Barry Jenkins a du nez ! Après avoir révélé Mahershala Ali, oscarisé en 2017 pour Moonlight, il lance la carrière de KiKi Layne avec Si Beale Street pouvait parler d’après le livre de James Baldwin (Stock).

L’actrice de 27 printemps incarne une jeune femme résolue à prouver l’innocence de son compagnon injustement emprisonné pour viol à Harlem, dans les années 1970. « C’est triste, mais notre pays n’a pas beaucoup évolué en ce qui concerne le racisme, confie l’actrice à 20 Minutes. C’est pour cela que ce que raconte le film est si important aujourd’hui. »

Complexe et réaliste

Le couple d’amoureux formé par la comédienne et Stephan James voit son avenir voler en éclat quand le fiancé est jeté en prison. « L’héroïne que j’incarne n’a pas encore 20 ans mais elle va mûrir soudainement face à l’adversité pour préserver celui qu’elle aime et l’enfant qu’elle porte. » La mère du jeune homme, interprétée par Regina King (Golden Globe et citée à l’Oscar pour sa prestation), l’épaule dans son combat. « Barry Jenkins donne la parole aux femmes noires en nous offrant des personnages complexes et réalistes », précise la comédienne. Le spectateur, indigné par cette erreur judiciaire, prend fait cause pour ces dames de poigne et de cœur.

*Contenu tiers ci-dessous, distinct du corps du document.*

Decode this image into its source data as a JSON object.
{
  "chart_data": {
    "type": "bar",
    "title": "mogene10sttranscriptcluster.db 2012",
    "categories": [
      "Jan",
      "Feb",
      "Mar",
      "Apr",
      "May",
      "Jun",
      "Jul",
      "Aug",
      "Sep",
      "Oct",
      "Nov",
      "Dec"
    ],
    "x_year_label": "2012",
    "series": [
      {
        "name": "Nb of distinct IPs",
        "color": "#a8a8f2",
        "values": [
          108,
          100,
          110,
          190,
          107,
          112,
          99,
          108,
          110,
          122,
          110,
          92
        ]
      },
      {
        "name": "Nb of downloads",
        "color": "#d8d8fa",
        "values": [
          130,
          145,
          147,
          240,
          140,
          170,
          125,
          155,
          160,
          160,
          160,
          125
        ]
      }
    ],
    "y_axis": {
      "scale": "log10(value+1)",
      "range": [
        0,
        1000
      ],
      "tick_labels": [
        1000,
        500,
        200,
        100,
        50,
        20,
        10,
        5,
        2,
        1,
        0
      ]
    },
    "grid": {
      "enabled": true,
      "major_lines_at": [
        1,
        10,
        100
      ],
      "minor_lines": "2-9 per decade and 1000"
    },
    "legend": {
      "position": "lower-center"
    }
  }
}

Une plus grande visibilité

Le film de Barry Jenkins s’inscrit dans la mouvance d’un cinéma afro-américain fort dont Moonlight, Get Out et Black Panther notamment, ont impressionné KiKi Layne. « Ce dernier film est historique dans la façon dont il fait exister les Noirs dans le cinéma commercial, précise l’actrice. Il a mis les personnes de couleur en avant dans des rôles héroïques. J’aurais adoré y participer. » Le courage de son personnage dans Si Beale Street pouvait parler est tout aussi impressionnant. « J’ai pleuré en lisant le livre et le scénario en pensant toutes ces vies brisées par le racisme. » Les tête-à-tête des amoureux séparés par la vitre de la prison fendent le cœur.

Un combat permanent

« J’ai de la chance d’être actrice à l’époque où une femme noire peut obtenir des rôles intéressants », reconnaît KiKi Layne qu’on verra bientôt dans Captive Son, drame sis dans le Chicago de 1930. « Je sais que les victoires remportées par les femmes et les minorités demeurent fragiles et qu’il faut continuer à évoluer dans le bon sens ! » Cette attitude combative est digne de l’héroïne de Si Beale Street pouvait parler à qui KiKi Layne communique force et fragilité avec un talent ahurissant.